Hypothetically it is possible that B cells can employ IL-10 independent mechanisms to suppress an immune response that are potent enough to compensate for Il10
deficiency. However, in vivo evidence for such mechanisms has yet to be presented. Rather, in essentially all papers on Bregs in which a mechanism of regulation has been demonstrated, IL-10 is implicated (4
). Of greatest relevance to the present data, in MRL.Faslpr
mice regulatory effects of infused B cells are clearly IL-10 dependent (15
). Even if Bregs were to possess inhibitory means apart from IL-10, published studies indicate that Il10
transcription would at least identify most regulatory B cells. Yet, the fraction of Il10
transcribing B cells in MRL.Faslpr
mice was very small. Our data therefore does not favor the interpretation that other factors than IL-10 account for suppressive effects of endogenous Bregs in lupus. In any case, it is important to emphasize that the previously-implicated mechanism of B cell regulation in this instance was not validated when directly tested.
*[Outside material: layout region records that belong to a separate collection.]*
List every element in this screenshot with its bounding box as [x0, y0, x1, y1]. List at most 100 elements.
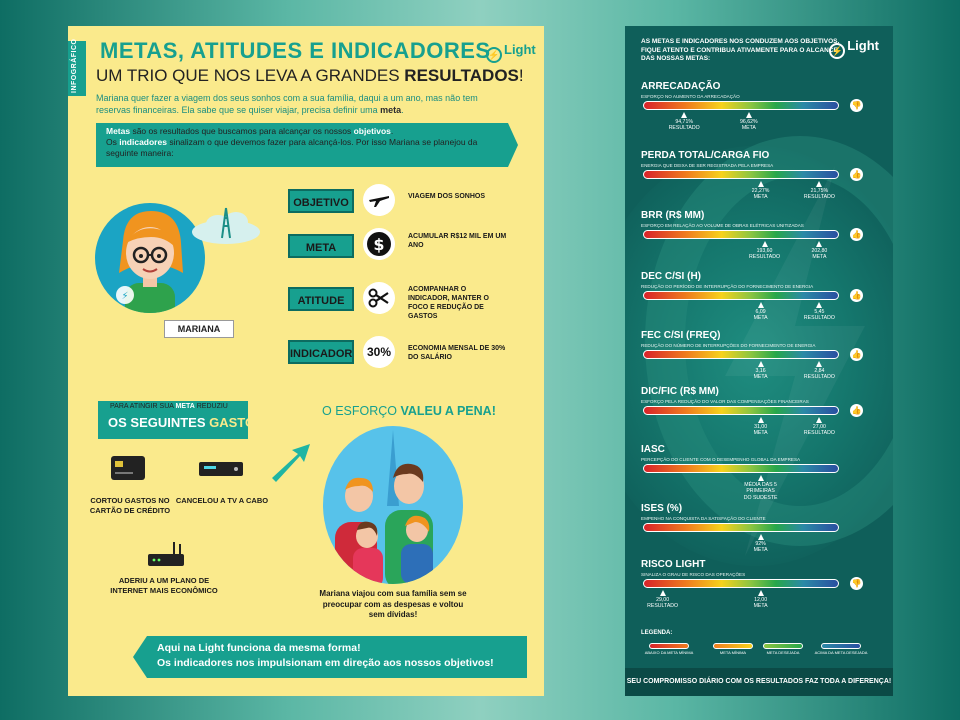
cut-caption-credit-card: CORTOU GASTOS NO CARTÃO DE CRÉDITO [89, 496, 171, 515]
legend-swatch [713, 643, 753, 649]
legend-swatch [649, 643, 689, 649]
row-objetivo-label: OBJETIVO [288, 189, 354, 213]
indicator-gauge-bar [643, 291, 839, 300]
indicator-gauge-bar [643, 350, 839, 359]
family-caption: Mariana viajou com sua família sem se pr… [319, 589, 467, 619]
thumbs-down-icon: 👎 [850, 99, 863, 112]
marker-label: DO SUDESTE [743, 494, 778, 501]
page-subtitle: UM TRIO QUE NOS LEVA A GRANDES RESULTADO… [96, 66, 524, 86]
thumbs-up-icon: 👍 [850, 228, 863, 241]
bottom-banner-arrow [133, 636, 147, 678]
credit-card-icon [110, 454, 146, 487]
marker-value: 31,00 [754, 424, 768, 430]
marker-label: RESULTADO [803, 374, 835, 381]
scissors-icon [363, 282, 395, 314]
percent-icon: 30% [363, 336, 395, 368]
gastos-big-accent: GASTOS [209, 415, 264, 430]
thumbs-up-icon: 👍 [850, 289, 863, 302]
infografico-tab-label: INFOGRÁFICO [71, 38, 78, 94]
intro-post: . [401, 105, 404, 115]
indicator-title: ISES (%) [641, 503, 683, 514]
marker-value: 21,75% [810, 188, 829, 194]
marker-value: MÉDIA DAS 5 PRIMEIRAS [744, 482, 777, 495]
family-illustration [323, 426, 463, 584]
mariana-avatar: ⚡ [95, 203, 205, 313]
indicator-subtitle: REDUÇÃO DO PERÍODO DE INTERRUPÇÃO DO FOR… [641, 284, 814, 289]
indicator-subtitle: SINALIZA O GRAU DE RISCO DAS OPERAÇÕES [641, 572, 746, 577]
legend-label: META DESEJADA [766, 650, 800, 655]
indicator-marker [757, 181, 764, 187]
indicator-marker-label: 2,84 RESULTADO [794, 368, 844, 381]
marker-label: RESULTADO [803, 194, 835, 201]
thumbs-up-icon: 👍 [850, 168, 863, 181]
indicator-gauge-bar [643, 406, 839, 415]
gastos-small: PARA ATINGIR SUA META REDUZIU [110, 403, 228, 410]
indicator-gauge-bar [643, 523, 839, 532]
indicator-marker-label: 21,75% RESULTADO [794, 188, 844, 201]
indicator-marker-label: 22,27% META [736, 188, 786, 201]
indicator-marker-label: 27,00 RESULTADO [794, 424, 844, 437]
indicator-marker-label: 193,60 RESULTADO [740, 248, 790, 261]
bottom-line-2: Os indicadores nos impulsionam em direçã… [157, 657, 494, 669]
marker-value: 29,00 [656, 597, 670, 603]
intro-text: Mariana quer fazer a viagem dos seus son… [96, 92, 506, 116]
infographic-right-panel: AS METAS E INDICADORES NOS CONDUZEM AOS … [625, 26, 893, 696]
indicator-subtitle: ENERGIA QUE DEIXA DE SER REGISTRADA PELA… [641, 163, 774, 168]
light-logo-text: Light [504, 42, 536, 57]
indicator-marker-label: 202,80 META [794, 248, 844, 261]
indicator-subtitle: ESFORÇO EM RELAÇÃO AO VOLUME DE OBRAS EL… [641, 223, 804, 228]
indicator-subtitle: ESFORÇO NO AUMENTO DA ARRECADAÇÃO [641, 94, 740, 99]
legend-swatch [763, 643, 803, 649]
definition-box: Metas são os resultados que buscamos par… [96, 123, 518, 167]
cut-caption-tv: CANCELOU A TV A CABO [175, 496, 269, 505]
indicator-title: FEC C/SI (FREQ) [641, 330, 721, 341]
bottom-banner: Aqui na Light funciona da mesma forma! Os… [133, 636, 527, 678]
intro-bold: meta [380, 105, 402, 115]
marker-label: RESULTADO [749, 254, 780, 261]
lightning-icon: ⚡ [486, 47, 502, 63]
indicator-marker [757, 361, 764, 367]
background-bolt [685, 146, 885, 566]
indicator-title: DEC C/SI (H) [641, 271, 701, 282]
svg-text:⚡: ⚡ [121, 291, 128, 302]
marker-value: 5,45 [814, 309, 825, 315]
dollar-icon: $ [363, 228, 395, 260]
gastos-small-bold: META [175, 403, 195, 410]
marker-value: 193,60 [756, 248, 773, 254]
indicator-gauge-bar [643, 230, 839, 239]
svg-text:$: $ [373, 235, 384, 254]
indicator-marker-label: 92% META [736, 541, 786, 554]
indicator-marker-label: 3,16 META [736, 368, 786, 381]
marker-label: META [753, 547, 768, 554]
indicator-marker-label: 6,09 META [736, 309, 786, 322]
indicator-marker [816, 417, 823, 423]
def-metas: Metas [106, 126, 131, 136]
marker-label: RESULTADO [647, 603, 679, 610]
indicator-marker [757, 417, 764, 423]
gastos-big: OS SEGUINTES GASTOS [108, 415, 264, 430]
light-logo: ⚡ Light [486, 42, 536, 63]
subtitle-pre: UM TRIO QUE NOS LEVA A GRANDES [96, 66, 405, 85]
indicator-gauge-bar [643, 170, 839, 179]
def-indicadores: indicadores [119, 137, 167, 147]
indicator-marker [816, 361, 823, 367]
name-tag: MARIANA [164, 320, 234, 338]
thumbs-up-icon: 👍 [850, 404, 863, 417]
indicator-marker [757, 302, 764, 308]
right-header: AS METAS E INDICADORES NOS CONDUZEM AOS … [641, 38, 840, 62]
indicator-marker [757, 590, 764, 596]
light-logo-right-text: Light [847, 38, 879, 53]
indicator-title: BRR (R$ MM) [641, 210, 705, 221]
infografico-tab: INFOGRÁFICO [68, 38, 86, 96]
def-objetivos: objetivos [353, 126, 391, 136]
indicator-title: DIC/FIC (R$ MM) [641, 386, 719, 397]
right-footer-text: SEU COMPROMISSO DIÁRIO COM OS RESULTADOS… [626, 678, 892, 685]
indicator-marker-label: 94,71% RESULTADO [659, 119, 709, 132]
row-objetivo-desc: VIAGEM DOS SONHOS [408, 193, 486, 200]
marker-label: RESULTADO [803, 315, 835, 322]
marker-label: RESULTADO [668, 125, 700, 132]
def-t1: são os resultados que buscamos para alca… [130, 126, 354, 136]
indicator-title: RISCO LIGHT [641, 559, 706, 570]
right-footer: SEU COMPROMISSO DIÁRIO COM OS RESULTADOS… [625, 668, 893, 696]
lightning-icon-right: ⚡ [829, 43, 846, 59]
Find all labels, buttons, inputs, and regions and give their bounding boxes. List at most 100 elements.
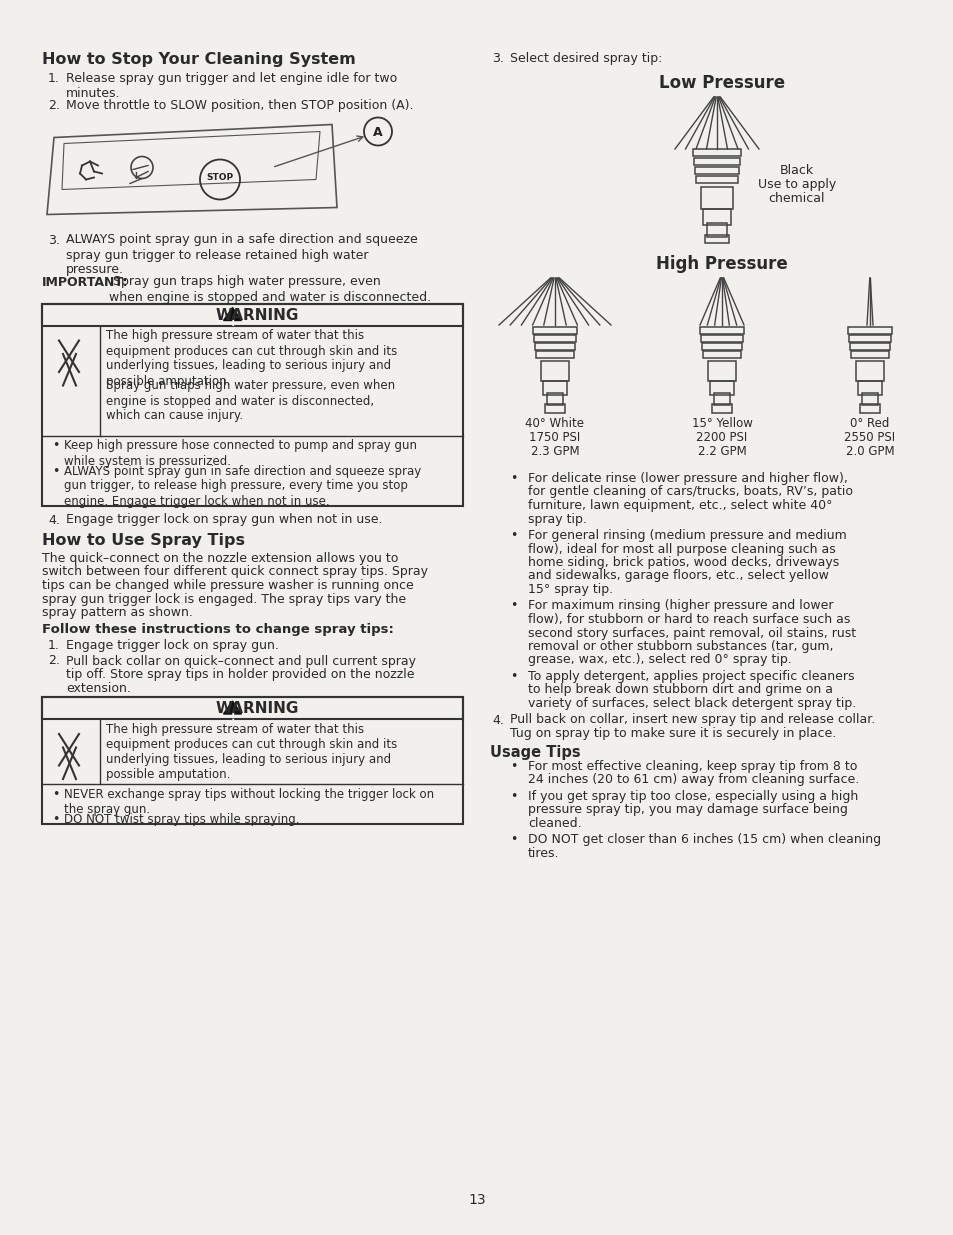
Text: •: • [510, 760, 517, 773]
Text: 2200 PSI: 2200 PSI [696, 431, 747, 445]
Text: Tug on spray tip to make sure it is securely in place.: Tug on spray tip to make sure it is secu… [510, 727, 836, 740]
Bar [534, 335, 576, 342]
Text: DO NOT twist spray tips while spraying.: DO NOT twist spray tips while spraying. [64, 813, 299, 826]
Text: grease, wax, etc.), select red 0° spray tip.: grease, wax, etc.), select red 0° spray … [527, 653, 791, 667]
Text: tires.: tires. [527, 847, 558, 860]
Text: STOP: STOP [206, 173, 233, 183]
Text: How to Stop Your Cleaning System: How to Stop Your Cleaning System [42, 52, 355, 67]
Bar [850, 351, 888, 358]
Bar [706, 224, 726, 237]
Bar [692, 149, 740, 156]
Text: If you get spray tip too close, especially using a high: If you get spray tip too close, especial… [527, 790, 858, 803]
Bar [704, 235, 728, 243]
Bar [849, 343, 889, 350]
Text: For most effective cleaning, keep spray tip from 8 to: For most effective cleaning, keep spray … [527, 760, 857, 773]
Text: •: • [510, 472, 517, 485]
Text: 15° Yellow: 15° Yellow [691, 417, 752, 430]
Text: To apply detergent, applies project specific cleaners: To apply detergent, applies project spec… [527, 671, 854, 683]
Text: !: ! [230, 713, 234, 722]
Bar [544, 404, 564, 412]
Text: A: A [373, 126, 382, 138]
Bar [696, 177, 738, 183]
Bar [848, 335, 890, 342]
Text: Usage Tips: Usage Tips [490, 745, 580, 760]
Text: to help break down stubborn dirt and grime on a: to help break down stubborn dirt and gri… [527, 683, 832, 697]
Text: Select desired spray tip:: Select desired spray tip: [510, 52, 661, 65]
Text: •: • [510, 599, 517, 613]
Text: High Pressure: High Pressure [656, 254, 787, 273]
Text: 40° White: 40° White [525, 417, 584, 430]
Text: tip off. Store spray tips in holder provided on the nozzle: tip off. Store spray tips in holder prov… [66, 668, 414, 680]
Text: extension.: extension. [66, 682, 131, 694]
Bar [847, 327, 891, 333]
Text: •: • [510, 671, 517, 683]
Text: 2.3 GPM: 2.3 GPM [530, 445, 578, 458]
Text: Follow these instructions to change spray tips:: Follow these instructions to change spra… [42, 624, 394, 636]
Text: 1.: 1. [48, 638, 60, 652]
Text: flow), ideal for most all purpose cleaning such as: flow), ideal for most all purpose cleani… [527, 542, 835, 556]
Bar [707, 361, 735, 382]
Text: ALWAYS point spray gun in a safe direction and squeeze
spray gun trigger to rele: ALWAYS point spray gun in a safe directi… [66, 233, 417, 277]
Bar [542, 382, 566, 395]
Text: variety of surfaces, select black detergent spray tip.: variety of surfaces, select black deterg… [527, 697, 856, 710]
Text: Use to apply: Use to apply [757, 178, 835, 191]
Text: 1.: 1. [48, 72, 60, 85]
Text: •: • [52, 788, 59, 802]
Text: •: • [510, 790, 517, 803]
Text: tips can be changed while pressure washer is running once: tips can be changed while pressure washe… [42, 579, 414, 592]
Text: chemical: chemical [768, 191, 824, 205]
Text: spray gun trigger lock is engaged. The spray tips vary the: spray gun trigger lock is engaged. The s… [42, 593, 406, 605]
Text: DO NOT get closer than 6 inches (15 cm) when cleaning: DO NOT get closer than 6 inches (15 cm) … [527, 834, 881, 846]
Polygon shape [223, 701, 241, 714]
Text: 13: 13 [468, 1193, 485, 1207]
Bar [700, 327, 743, 333]
Text: for gentle cleaning of cars/trucks, boats, RV’s, patio: for gentle cleaning of cars/trucks, boat… [527, 485, 852, 499]
Text: 2.0 GPM: 2.0 GPM [844, 445, 893, 458]
Text: For delicate rinse (lower pressure and higher flow),: For delicate rinse (lower pressure and h… [527, 472, 847, 485]
Text: pressure spray tip, you may damage surface being: pressure spray tip, you may damage surfa… [527, 804, 847, 816]
Text: Move throttle to SLOW position, then STOP position (A).: Move throttle to SLOW position, then STO… [66, 99, 413, 112]
Text: removal or other stubborn substances (tar, gum,: removal or other stubborn substances (ta… [527, 640, 833, 653]
Text: Spray gun traps high water pressure, even when
engine is stopped and water is di: Spray gun traps high water pressure, eve… [106, 379, 395, 422]
Bar [859, 404, 879, 412]
Text: WARNING: WARNING [215, 701, 299, 716]
Bar [533, 327, 577, 333]
Text: 2.: 2. [48, 99, 60, 112]
Text: spray tip.: spray tip. [527, 513, 586, 526]
Bar [546, 393, 562, 405]
Bar [700, 335, 742, 342]
Text: •: • [52, 464, 59, 478]
Text: cleaned.: cleaned. [527, 818, 581, 830]
Text: For general rinsing (medium pressure and medium: For general rinsing (medium pressure and… [527, 529, 846, 542]
Text: flow), for stubborn or hard to reach surface such as: flow), for stubborn or hard to reach sur… [527, 613, 849, 626]
Bar [709, 382, 733, 395]
Bar [857, 382, 882, 395]
Text: 24 inches (20 to 61 cm) away from cleaning surface.: 24 inches (20 to 61 cm) away from cleani… [527, 773, 859, 787]
Text: Keep high pressure hose connected to pump and spray gun
while system is pressuri: Keep high pressure hose connected to pum… [64, 440, 416, 468]
Text: Engage trigger lock on spray gun.: Engage trigger lock on spray gun. [66, 638, 278, 652]
Text: NEVER exchange spray tips without locking the trigger lock on
the spray gun.: NEVER exchange spray tips without lockin… [64, 788, 434, 816]
Text: spray pattern as shown.: spray pattern as shown. [42, 606, 193, 619]
Text: !: ! [230, 319, 234, 329]
Text: Pull back on collar, insert new spray tip and release collar.: Pull back on collar, insert new spray ti… [510, 714, 874, 726]
Bar [693, 158, 740, 165]
Bar [540, 361, 568, 382]
Text: and sidewalks, garage floors, etc., select yellow: and sidewalks, garage floors, etc., sele… [527, 569, 828, 583]
Text: 0° Red: 0° Red [849, 417, 889, 430]
Text: IMPORTANT:: IMPORTANT: [42, 275, 129, 289]
Text: Spray gun traps high water pressure, even
when engine is stopped and water is di: Spray gun traps high water pressure, eve… [109, 275, 431, 304]
Polygon shape [223, 308, 241, 321]
Bar [535, 343, 575, 350]
Text: •: • [510, 834, 517, 846]
Text: ALWAYS point spray gun in safe direction and squeeze spray
gun trigger, to relea: ALWAYS point spray gun in safe direction… [64, 464, 421, 508]
Text: switch between four different quick connect spray tips. Spray: switch between four different quick conn… [42, 566, 428, 578]
Text: home siding, brick patios, wood decks, driveways: home siding, brick patios, wood decks, d… [527, 556, 839, 569]
Text: The high pressure stream of water that this
equipment produces can cut through s: The high pressure stream of water that t… [106, 330, 396, 388]
Bar [862, 393, 877, 405]
Bar [536, 351, 574, 358]
Text: Engage trigger lock on spray gun when not in use.: Engage trigger lock on spray gun when no… [66, 514, 382, 526]
Text: 4.: 4. [48, 514, 60, 526]
Bar [702, 209, 730, 225]
Bar [42, 304, 462, 326]
Text: second story surfaces, paint removal, oil stains, rust: second story surfaces, paint removal, oi… [527, 626, 855, 640]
Our results, along with studies of B cell-targeted therapies in humans (1
) and mice (45
), suggest that B cells have a net pathogenic role in lupus that is not substantially counterbalanced by their IL-10 dependent regulatory functions. Using lupus prone mice bearing an IL-10 reporter transgenic locus we did not identify distinct B cell subsets that are enriched for Il10
transcription (other than plasmablasts), calling into question the existence of specific Breg populations, at least in the context of ongoing lupus. Further, our findings should precipitate a rethinking of whether endogenous B cells exist that regulate spontaneous chronic autoimmunity and emphasize the need to define the variables that govern B cell regulatory capacity in vivo.